The eighth clone gasped and sobbed, the version of herself mangled on the table holding her eyes with a magnetic force. The other clone winced with sad eyes as the eighth clone (we'll just call her Ripley for efficiency purposes) tenderly covered part of it with a blanket.

"Kill… me," the clone croaked. Tears ran down Ripley's face.

Call stood behind Ripley, although a robot, always inhumanly humane. Do it, her large, dark eyes said as she nodded slightly.

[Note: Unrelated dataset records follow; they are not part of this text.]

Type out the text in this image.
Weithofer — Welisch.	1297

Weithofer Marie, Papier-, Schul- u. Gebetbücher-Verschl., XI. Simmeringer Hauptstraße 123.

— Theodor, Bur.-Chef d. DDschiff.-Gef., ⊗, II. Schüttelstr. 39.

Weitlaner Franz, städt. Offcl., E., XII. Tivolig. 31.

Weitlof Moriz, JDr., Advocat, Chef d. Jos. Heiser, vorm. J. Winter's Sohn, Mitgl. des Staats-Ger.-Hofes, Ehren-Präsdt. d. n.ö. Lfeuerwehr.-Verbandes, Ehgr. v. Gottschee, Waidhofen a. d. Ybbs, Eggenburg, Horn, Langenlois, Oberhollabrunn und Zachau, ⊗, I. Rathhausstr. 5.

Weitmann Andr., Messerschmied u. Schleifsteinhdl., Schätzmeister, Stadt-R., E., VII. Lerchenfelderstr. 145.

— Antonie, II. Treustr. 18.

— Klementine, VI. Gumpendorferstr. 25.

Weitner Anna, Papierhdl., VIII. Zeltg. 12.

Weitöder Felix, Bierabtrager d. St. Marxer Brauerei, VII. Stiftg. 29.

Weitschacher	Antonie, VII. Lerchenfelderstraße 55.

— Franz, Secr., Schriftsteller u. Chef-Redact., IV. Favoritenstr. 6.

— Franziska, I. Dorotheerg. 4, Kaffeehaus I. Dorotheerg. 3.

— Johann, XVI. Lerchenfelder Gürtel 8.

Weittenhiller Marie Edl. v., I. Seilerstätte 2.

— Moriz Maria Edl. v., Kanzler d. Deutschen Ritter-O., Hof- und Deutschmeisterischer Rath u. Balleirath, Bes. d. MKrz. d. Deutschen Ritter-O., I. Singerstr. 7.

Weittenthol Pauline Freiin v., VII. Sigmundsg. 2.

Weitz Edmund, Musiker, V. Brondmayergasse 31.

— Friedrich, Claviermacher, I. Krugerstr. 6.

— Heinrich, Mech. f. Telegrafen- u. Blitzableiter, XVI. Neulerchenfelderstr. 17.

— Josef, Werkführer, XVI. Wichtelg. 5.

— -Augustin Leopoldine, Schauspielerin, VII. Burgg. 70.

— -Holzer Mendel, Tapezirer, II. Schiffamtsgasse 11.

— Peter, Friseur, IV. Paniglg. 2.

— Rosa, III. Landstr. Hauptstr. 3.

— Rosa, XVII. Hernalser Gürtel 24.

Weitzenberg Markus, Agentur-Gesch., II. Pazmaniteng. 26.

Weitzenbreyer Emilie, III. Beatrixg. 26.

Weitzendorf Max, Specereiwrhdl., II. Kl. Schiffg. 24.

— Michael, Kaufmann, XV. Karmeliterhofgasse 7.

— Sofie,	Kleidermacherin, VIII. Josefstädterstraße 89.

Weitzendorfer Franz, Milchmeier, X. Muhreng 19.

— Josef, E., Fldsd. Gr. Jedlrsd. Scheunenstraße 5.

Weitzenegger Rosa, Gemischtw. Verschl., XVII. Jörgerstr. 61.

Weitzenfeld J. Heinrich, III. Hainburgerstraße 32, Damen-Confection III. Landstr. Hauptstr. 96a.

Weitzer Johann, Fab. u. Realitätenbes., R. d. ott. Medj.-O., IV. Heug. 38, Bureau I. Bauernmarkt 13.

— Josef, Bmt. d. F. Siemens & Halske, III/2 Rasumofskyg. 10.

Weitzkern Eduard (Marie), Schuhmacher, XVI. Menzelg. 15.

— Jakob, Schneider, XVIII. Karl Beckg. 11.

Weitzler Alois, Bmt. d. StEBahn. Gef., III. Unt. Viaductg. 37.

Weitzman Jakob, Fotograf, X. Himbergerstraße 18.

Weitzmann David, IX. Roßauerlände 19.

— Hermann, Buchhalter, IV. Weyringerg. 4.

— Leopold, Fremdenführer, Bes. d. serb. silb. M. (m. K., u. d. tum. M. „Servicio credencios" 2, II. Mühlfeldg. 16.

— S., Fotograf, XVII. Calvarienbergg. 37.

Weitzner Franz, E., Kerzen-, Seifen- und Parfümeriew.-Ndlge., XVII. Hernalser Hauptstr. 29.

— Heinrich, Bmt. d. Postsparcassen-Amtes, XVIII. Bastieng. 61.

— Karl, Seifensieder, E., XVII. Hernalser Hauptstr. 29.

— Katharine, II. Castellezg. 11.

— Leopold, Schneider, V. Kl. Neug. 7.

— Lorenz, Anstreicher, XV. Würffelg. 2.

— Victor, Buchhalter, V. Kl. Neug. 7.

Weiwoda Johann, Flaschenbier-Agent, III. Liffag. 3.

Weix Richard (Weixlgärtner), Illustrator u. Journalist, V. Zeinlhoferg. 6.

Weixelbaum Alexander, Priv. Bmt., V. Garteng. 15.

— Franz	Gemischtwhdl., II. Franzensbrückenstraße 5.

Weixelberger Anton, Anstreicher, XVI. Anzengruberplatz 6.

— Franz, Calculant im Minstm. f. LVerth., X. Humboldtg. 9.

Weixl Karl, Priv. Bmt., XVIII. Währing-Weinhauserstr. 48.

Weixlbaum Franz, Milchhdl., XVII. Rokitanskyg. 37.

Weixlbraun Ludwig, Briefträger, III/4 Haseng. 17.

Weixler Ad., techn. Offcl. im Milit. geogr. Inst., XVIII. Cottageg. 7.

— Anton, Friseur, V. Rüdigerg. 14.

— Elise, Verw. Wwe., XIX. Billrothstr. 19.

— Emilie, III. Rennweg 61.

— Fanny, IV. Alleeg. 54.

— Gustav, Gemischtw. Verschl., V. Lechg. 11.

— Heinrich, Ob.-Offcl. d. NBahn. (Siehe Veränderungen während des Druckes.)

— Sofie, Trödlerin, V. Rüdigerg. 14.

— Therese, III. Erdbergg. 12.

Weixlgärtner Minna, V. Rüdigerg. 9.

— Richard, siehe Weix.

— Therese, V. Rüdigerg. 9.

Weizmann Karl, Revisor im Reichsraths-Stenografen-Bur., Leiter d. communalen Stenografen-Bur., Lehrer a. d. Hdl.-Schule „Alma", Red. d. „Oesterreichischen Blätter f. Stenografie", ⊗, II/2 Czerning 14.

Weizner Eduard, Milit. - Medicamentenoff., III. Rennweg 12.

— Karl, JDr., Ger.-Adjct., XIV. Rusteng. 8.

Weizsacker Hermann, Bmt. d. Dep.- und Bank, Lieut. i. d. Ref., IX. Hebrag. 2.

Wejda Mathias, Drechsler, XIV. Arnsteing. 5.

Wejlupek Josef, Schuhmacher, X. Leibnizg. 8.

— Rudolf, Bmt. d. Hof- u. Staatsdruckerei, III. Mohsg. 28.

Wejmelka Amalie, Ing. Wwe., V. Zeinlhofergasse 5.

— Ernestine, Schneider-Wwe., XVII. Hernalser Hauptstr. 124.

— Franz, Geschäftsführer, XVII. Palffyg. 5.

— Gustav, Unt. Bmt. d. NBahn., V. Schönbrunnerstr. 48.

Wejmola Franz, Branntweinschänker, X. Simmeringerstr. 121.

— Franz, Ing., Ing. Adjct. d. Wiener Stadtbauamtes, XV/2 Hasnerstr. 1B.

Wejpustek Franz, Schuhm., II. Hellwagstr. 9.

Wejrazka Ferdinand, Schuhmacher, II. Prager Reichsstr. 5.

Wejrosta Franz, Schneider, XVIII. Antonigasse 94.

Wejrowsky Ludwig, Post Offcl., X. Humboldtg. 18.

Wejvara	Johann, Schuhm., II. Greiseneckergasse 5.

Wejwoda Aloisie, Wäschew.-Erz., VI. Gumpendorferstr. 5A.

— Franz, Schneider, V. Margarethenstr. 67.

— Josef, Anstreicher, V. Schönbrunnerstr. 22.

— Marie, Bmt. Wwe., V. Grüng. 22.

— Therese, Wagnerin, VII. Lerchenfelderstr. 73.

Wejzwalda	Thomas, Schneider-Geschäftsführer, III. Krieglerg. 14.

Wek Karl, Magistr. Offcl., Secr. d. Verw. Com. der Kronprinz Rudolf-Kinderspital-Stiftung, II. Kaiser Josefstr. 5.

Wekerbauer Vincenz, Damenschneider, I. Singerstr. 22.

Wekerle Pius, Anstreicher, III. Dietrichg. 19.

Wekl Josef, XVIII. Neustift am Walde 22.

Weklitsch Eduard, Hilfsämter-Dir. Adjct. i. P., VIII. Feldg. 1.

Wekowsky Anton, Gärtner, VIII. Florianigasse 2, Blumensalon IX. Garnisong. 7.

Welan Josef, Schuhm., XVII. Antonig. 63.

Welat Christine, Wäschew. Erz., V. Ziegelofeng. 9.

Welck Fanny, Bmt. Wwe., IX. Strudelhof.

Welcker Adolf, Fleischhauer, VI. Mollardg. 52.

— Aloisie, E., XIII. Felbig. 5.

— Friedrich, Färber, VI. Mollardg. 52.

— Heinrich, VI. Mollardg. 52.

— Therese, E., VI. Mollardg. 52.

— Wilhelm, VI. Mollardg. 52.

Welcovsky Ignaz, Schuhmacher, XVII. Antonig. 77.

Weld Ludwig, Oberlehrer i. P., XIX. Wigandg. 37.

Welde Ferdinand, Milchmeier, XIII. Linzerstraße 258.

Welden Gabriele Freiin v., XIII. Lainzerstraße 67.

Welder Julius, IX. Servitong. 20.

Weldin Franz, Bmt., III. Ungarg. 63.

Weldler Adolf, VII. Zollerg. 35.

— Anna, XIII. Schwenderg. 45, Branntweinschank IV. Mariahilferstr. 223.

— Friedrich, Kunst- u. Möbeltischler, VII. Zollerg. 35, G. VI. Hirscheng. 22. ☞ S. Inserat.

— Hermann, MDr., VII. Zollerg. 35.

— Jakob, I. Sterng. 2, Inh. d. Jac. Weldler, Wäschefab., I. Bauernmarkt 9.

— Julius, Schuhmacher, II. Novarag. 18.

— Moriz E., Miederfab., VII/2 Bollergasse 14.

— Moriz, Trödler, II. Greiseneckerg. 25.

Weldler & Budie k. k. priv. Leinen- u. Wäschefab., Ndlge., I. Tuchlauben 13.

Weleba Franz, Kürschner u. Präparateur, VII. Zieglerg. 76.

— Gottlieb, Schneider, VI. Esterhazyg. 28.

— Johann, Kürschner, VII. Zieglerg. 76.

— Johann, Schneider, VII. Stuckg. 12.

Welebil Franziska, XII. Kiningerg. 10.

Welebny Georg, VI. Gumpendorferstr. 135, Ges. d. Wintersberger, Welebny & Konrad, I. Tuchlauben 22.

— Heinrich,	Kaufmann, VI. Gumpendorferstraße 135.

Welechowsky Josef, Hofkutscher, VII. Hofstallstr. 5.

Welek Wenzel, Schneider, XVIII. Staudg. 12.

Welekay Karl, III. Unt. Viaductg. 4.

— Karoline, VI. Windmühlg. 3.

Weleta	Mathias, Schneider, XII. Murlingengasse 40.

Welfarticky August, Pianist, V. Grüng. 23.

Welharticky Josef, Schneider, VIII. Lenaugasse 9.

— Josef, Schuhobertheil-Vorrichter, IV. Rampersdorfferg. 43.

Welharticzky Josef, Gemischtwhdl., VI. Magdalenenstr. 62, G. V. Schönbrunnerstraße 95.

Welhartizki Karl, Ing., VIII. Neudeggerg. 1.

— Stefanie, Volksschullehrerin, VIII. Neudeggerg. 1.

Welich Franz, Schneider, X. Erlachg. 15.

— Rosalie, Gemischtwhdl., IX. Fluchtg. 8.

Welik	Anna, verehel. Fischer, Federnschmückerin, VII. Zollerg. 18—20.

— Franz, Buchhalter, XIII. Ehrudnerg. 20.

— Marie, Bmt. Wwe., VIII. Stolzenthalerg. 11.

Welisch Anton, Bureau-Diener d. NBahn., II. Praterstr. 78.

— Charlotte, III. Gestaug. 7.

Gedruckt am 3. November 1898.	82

Wordlessly, Ripley aimed her flamethrower and shut her eyes, squeezing a few more tears past the tightly closed lids. The blaze erupted, engulfing the clone on the table as Ripley freed the unfortunate version of herself in flames.

She and Call backed out of the room, and, reaching the doorway, Ripley clenched her teeth and cleansed the laboratory with fire. Giant test tubes smashed, the six other dead clones released to burn in puddles of flaming formaldehyde. Glass flew through the air as the fire dismantled the now blackened room with roaring ferocity.

Ripley stood in the doorway, the flames reflected in her eyes and in the tear tracks on her cheeks. She marched over to Dr. Wren, aiming the flamethrower at his face. She wanted to punish the man who had done this- who saw fit to mix Ellen Ripley's DNA with the genes of the things she had been fighting, that had killed how many thousands of people and could kill millions more, and in the process, create mutated and disfigured versions of Ripley- only two of which had survived more than a couple hours: the clone on the table which Ripley had alleviated from its misery, and the eighth clone herself, human-like in appearance.

"Don't do it," Call pleaded. "Don't."

Ripley wanted to see Dr. Wren's face burn, the flesh smolder away as his blackening mouth gaped in an agonized scream. She lowered her weapon.

Ripley stood in the doorway one more time, watching the flames obliterate and destroy. Johner, his scarred face smeared with soot, came up behind her and, with uncharacteristic softness, placed an arm across her shoulders, drawing her closer to him.

She didn't even look at him, a hard look on her tear-streaked face.

"I don't need you."

"Yeah, yeah," replied Johner as she lay her head against his chest.